Statistical data on the resistance were selected using the methods of planning experiments. For drawing up the matrix of experiments was involved method of rational design of experiments, which allowed to obtain empirical correlations for multiple correlation with a minimum of experiments. To solve this problem of the possibility of complete or fractional factorial experiments.
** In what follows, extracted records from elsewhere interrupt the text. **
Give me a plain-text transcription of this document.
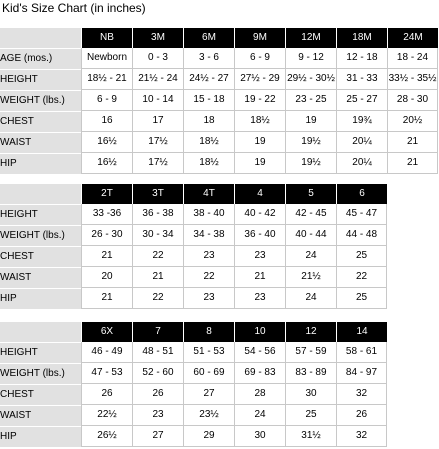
Kid's Size Chart (in inches)
	NB	3M	6M	9M	12M	18M	24M
AGE (mos.)	Newborn	0 - 3	3 - 6	6 - 9	9 - 12	12 - 18	18 - 24
HEIGHT	18½ - 21	21½ - 24	24½ - 27	27½ - 29	29½ - 30½	31 - 33	33½ - 35½
WEIGHT (lbs.)	6 - 9	10 - 14	15 - 18	19 - 22	23 - 25	25 - 27	28 - 30
CHEST	16	17	18	18½	19	19¾	20½
WAIST	16½	17½	18½	19	19½	20¼	21
HIP	16½	17½	18½	19	19½	20¼	21
	2T	3T	4T	4	5	6
HEIGHT	33 -36	36 - 38	38 - 40	40 - 42	42 - 45	45 - 47
WEIGHT (lbs.)	26 - 30	30 - 34	34 - 38	36 - 40	40 - 44	44 - 48
CHEST	21	22	23	23	24	25
WAIST	20	21	22	21	21½	22
HIP	21	22	23	23	24	25
	6X	7	8	10	12	14
HEIGHT	46 - 49	48 - 51	51 - 53	54 - 56	57 - 59	58 - 61
WEIGHT (lbs.)	47 - 53	52 - 60	60 - 69	69 - 83	83 - 89	84 - 97
CHEST	26	26	27	28	30	32
WAIST	22½	23	23½	24	25	26
HIP	26½	27	29	30	31½	32
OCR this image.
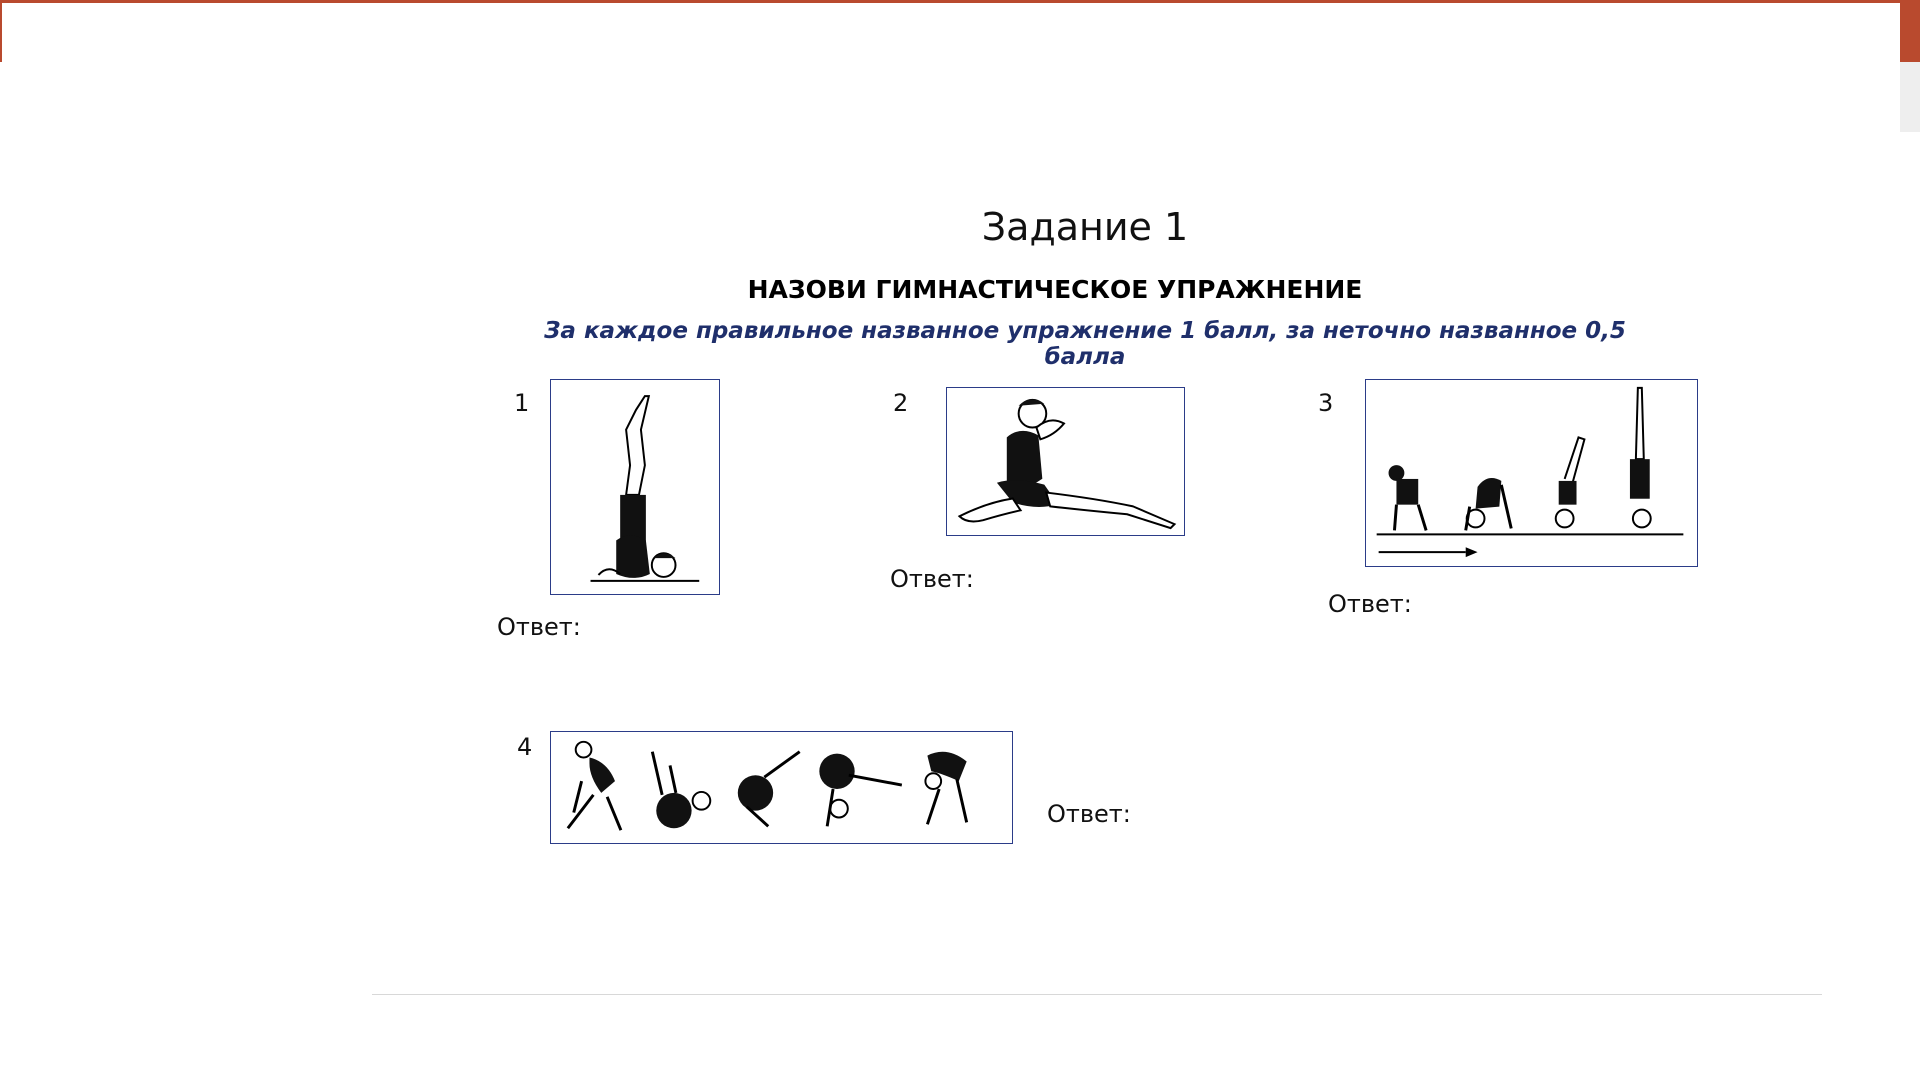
Задание 1
НАЗОВИ ГИМНАСТИЧЕСКОЕ УПРАЖНЕНИЕ
За каждое правильное названное упражнение 1 балл, за неточно названное 0,5 балла
1
Ответ:
2
Ответ:
3
Ответ:
4
Ответ:
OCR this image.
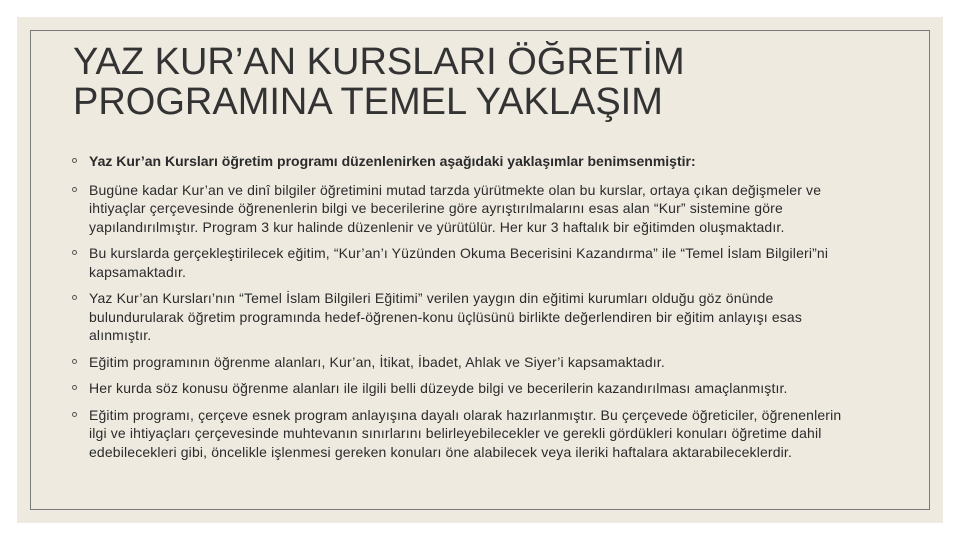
YAZ KUR’AN KURSLARI ÖĞRETİM
PROGRAMINA TEMEL YAKLAŞIM
Yaz Kur’an Kursları öğretim programı düzenlenirken aşağıdaki yaklaşımlar benimsenmiştir:
Bugüne kadar Kur’an ve dinî bilgiler öğretimini mutad tarzda yürütmekte olan bu kurslar, ortaya çıkan değişmeler ve ihtiyaçlar çerçevesinde öğrenenlerin bilgi ve becerilerine göre ayrıştırılmalarını esas alan “Kur” sistemine göre yapılandırılmıştır. Program 3 kur halinde düzenlenir ve yürütülür. Her kur 3 haftalık bir eğitimden oluşmaktadır.
Bu kurslarda gerçekleştirilecek eğitim, “Kur’an’ı Yüzünden Okuma Becerisini Kazandırma” ile “Temel İslam Bilgileri”ni kapsamaktadır.
Yaz Kur’an Kursları’nın “Temel İslam Bilgileri Eğitimi” verilen yaygın din eğitimi kurumları olduğu göz önünde bulundurularak öğretim programında hedef-öğrenen-konu üçlüsünü birlikte değerlendiren bir eğitim anlayışı esas alınmıştır.
Eğitim programının öğrenme alanları, Kur’an, İtikat, İbadet, Ahlak ve Siyer’i kapsamaktadır.
Her kurda söz konusu öğrenme alanları ile ilgili belli düzeyde bilgi ve becerilerin kazandırılması amaçlanmıştır.
Eğitim programı, çerçeve esnek program anlayışına dayalı olarak hazırlanmıştır. Bu çerçevede öğreticiler, öğrenenlerin ilgi ve ihtiyaçları çerçevesinde muhtevanın sınırlarını belirleyebilecekler ve gerekli gördükleri konuları öğretime dahil edebilecekleri gibi, öncelikle işlenmesi gereken konuları öne alabilecek veya ileriki haftalara aktarabileceklerdir.
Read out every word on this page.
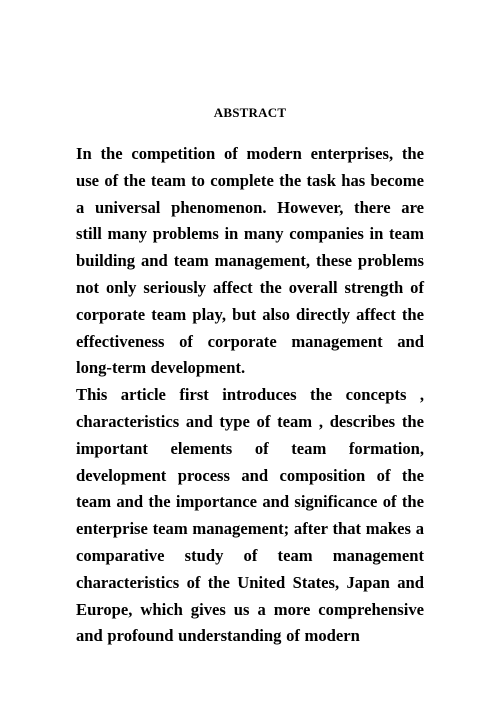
ABSTRACT

In the competition of modern enterprises, the use of the team to complete the task has become a universal phenomenon. However, there are still many problems in many companies in team building and team management, these problems not only seriously affect the overall strength of corporate team play, but also directly affect the effectiveness of corporate management and long-term development.

This article first introduces the concepts , characteristics and type of team , describes the important elements of team formation, development process and composition of the team and the importance and significance of the enterprise team management; after that makes a comparative study of team management characteristics of the United States, Japan and Europe, which gives us a more comprehensive and profound understanding of modern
Since complete factorial experiments allows you to get a more accurate result optimum, then we use it this method to solve the problem.
The analysis was performed in the following sequence:
- Coding of variables;
- addition planning matrix encoded variables into account interactions of factors;
- Calculation of the coefficient of the regression equation;
- Verification of the calculation of coefficients on the importance of pre-determining the reproducibility of the dispersion, and regression equations in coded variables;
- Check on the adequacy of this equation;
- Interpretation of the resulting model;
- Prescription of the regression equation in the natural variables.
The regression equation was obtained in the coded variables:
y(N)=219,04+13,292х1+14,958х2+13,208х3+1,5417х1,2+1,625х1,3-9,292х1,2,3
where y (N) - service durability of parts (in thousands. cycles), x1, x2, x3 - relevant factors х1,2, х1,3, х1,2,3 - interaction factors.
Interaction of factors х2,3 defined as insignificant.
Check the adequacy of this equation is to compare the estimated value of the Fisher criterion with the tabulated value.
Define the estimated value of the Fisher criterion :
where - residual dispersion, - dispersion of reproducibility.
Tabular values are the critical points of the tables Fischer at a significance level of α = 0,05 corresponding degrees of freedom k1=n-r=8-7=1 and k2 =n(m- 1) =8·2=16.
Since = 0.83204 <= 4.49, the regression equation adequately
An interpretation of the resulting model:
From Equation 1 shows that the greatest impact on the operational stability of the molds has a factor of х2 - the hardness of the surface layer, since it has the largest absolute value ratio.
Further, the strength of influence on the service life of molds follow: х1 - the thickness of the coating, х3 - the complexity of the coverage; interaction of factors х1,2, х1,3, х1,2,3.
The resulting mathematical model predicts the operational stability of molds for injection molding with a protective coating, as well as to adjust the resource based on the actual surface hardness.
Savin I. A., Kaumov A. F. Mathematical model to predict resource of press form with protective covering. International Journal Of Applied And Fundamental Research. – 2015. – № 2 –
URL: www.science-sd.com/461-24788 (22.12.2024).